The people of southern Italy were not alone in their fear. The effects of the eruption were felt thousands of kilometres away, ‘the amount of dust so great, all in all, that some reached Africa and Syria and Egypt, and some reached Rome, and filled the air above and cast the sun in shade’. 46This dust would later spread ‘sickness and terrible pestilence’ among the survivors. Its sudden appearance overhead was bewildering, even to the people of Rome, who ‘did not know and could not imagine what had happened, but considered that everything had been turned upside down, and that the sun was vanishing into the earth, and the earth being raised to the heavens’. 47Some spoke of giants in the darkness, or spread false stories of the extent of the destruction. Others merely panicked. Pliny and his mother carried on, shaking themselves free of the ash that settled on their shoulders to avoid being ‘smothered and overcome by its weight’. 48Unlike so many of the people around him, Pliny did not cry, because even in these dire moments he could reason, and in reasoning, he found something close to belief. His belief became his consolation when he told himself, ‘Everything is dying with me, and I am dying with it.’
It was a few days before the darkness lifted. As it did, there was a glimmer of sunlight and Pliny’s vision was restored. His first impression, upon turning back to Misenum with his mother to await news of his uncle, was that ‘Everything had changed, buried deep in ash as if in snow.’ 49
Paper is made from papyrus that is cut into strips with a needle so as to be as wide as possible but very fine … Every sheet is woven on a board dampened with water from the Nile. The muddiness of the liquid serves as a glue.
Pliny the Elder, Natural History , Book 13
There was a time when it was thought there was only one Pliny, a curious conflation of the Elder, who died in the eruption of Vesuvius in AD 79, and the Younger, who survived it.
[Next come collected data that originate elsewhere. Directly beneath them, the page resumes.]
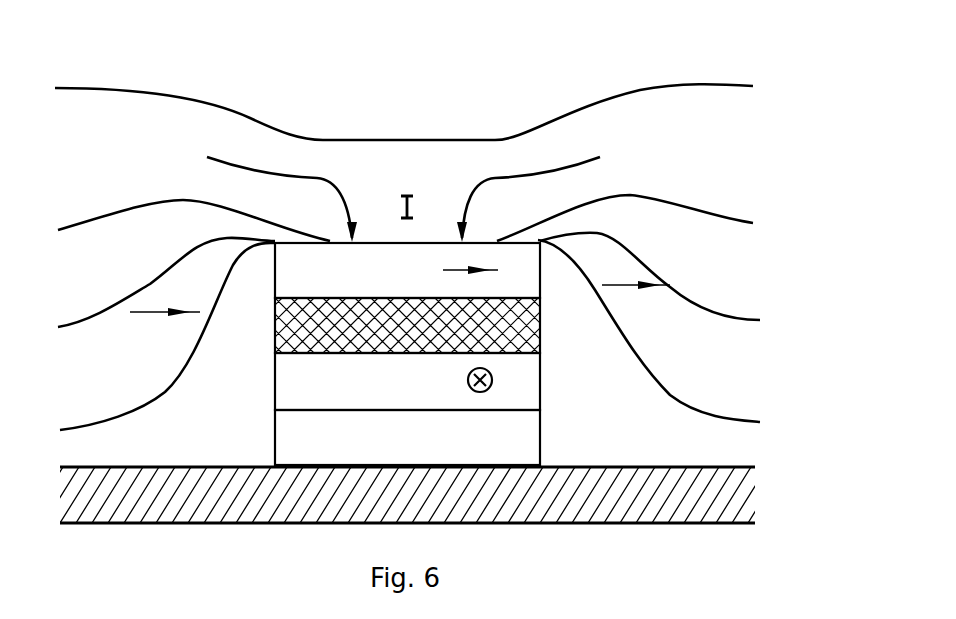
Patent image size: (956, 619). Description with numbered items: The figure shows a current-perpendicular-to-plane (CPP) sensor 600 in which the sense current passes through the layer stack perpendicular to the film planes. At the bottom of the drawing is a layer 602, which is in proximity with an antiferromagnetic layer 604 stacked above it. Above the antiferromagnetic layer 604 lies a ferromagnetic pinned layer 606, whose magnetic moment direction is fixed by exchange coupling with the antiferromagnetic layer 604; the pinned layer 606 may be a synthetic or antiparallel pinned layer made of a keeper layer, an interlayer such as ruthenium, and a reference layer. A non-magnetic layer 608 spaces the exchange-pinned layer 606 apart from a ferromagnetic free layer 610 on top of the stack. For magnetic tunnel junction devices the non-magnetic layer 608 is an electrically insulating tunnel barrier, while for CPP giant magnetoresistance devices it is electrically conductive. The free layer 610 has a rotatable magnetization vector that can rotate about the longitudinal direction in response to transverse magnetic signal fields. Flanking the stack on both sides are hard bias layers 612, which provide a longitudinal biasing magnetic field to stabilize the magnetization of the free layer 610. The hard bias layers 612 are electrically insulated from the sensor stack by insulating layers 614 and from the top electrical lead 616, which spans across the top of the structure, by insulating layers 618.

The current-perpendicular-to-plane (CPP) sensor 600 is at (812, 157).
The layer 602 is at (405, 495).
The antiferromagnetic layer 604 is at (407, 437).
The ferromagnetic pinned layer 606 is at (407, 381).
The non-magnetic layer 608 is at (406, 325).
The ferromagnetic free layer 610 is at (407, 270).
The hard bias layers 612 is at (409, 294).
The insulating layer 614 is at (410, 335).
The top electrical lead 616 is at (404, 163).
The insulating layer 618 is at (405, 240).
The most important contribution the elder Pliny had made to history was his multi-volume encyclopaedia . The Natural History was astonishing for its breadth. Believing that ‘no book is so bad that there is nothing to be taken from it’, Pliny the Elder had crammed facts from as many as 2,000 different volumes into its pages, citing the research of Greek and Roman geographers, botanists, doctors, obstetricians, artists, and philosophers. 1Offering observations on everything, from the moon, to elephants, to the efficacy of ground millipedes in healing ulcers, Pliny the Elder had left behind an indispensable compendium of knowledge.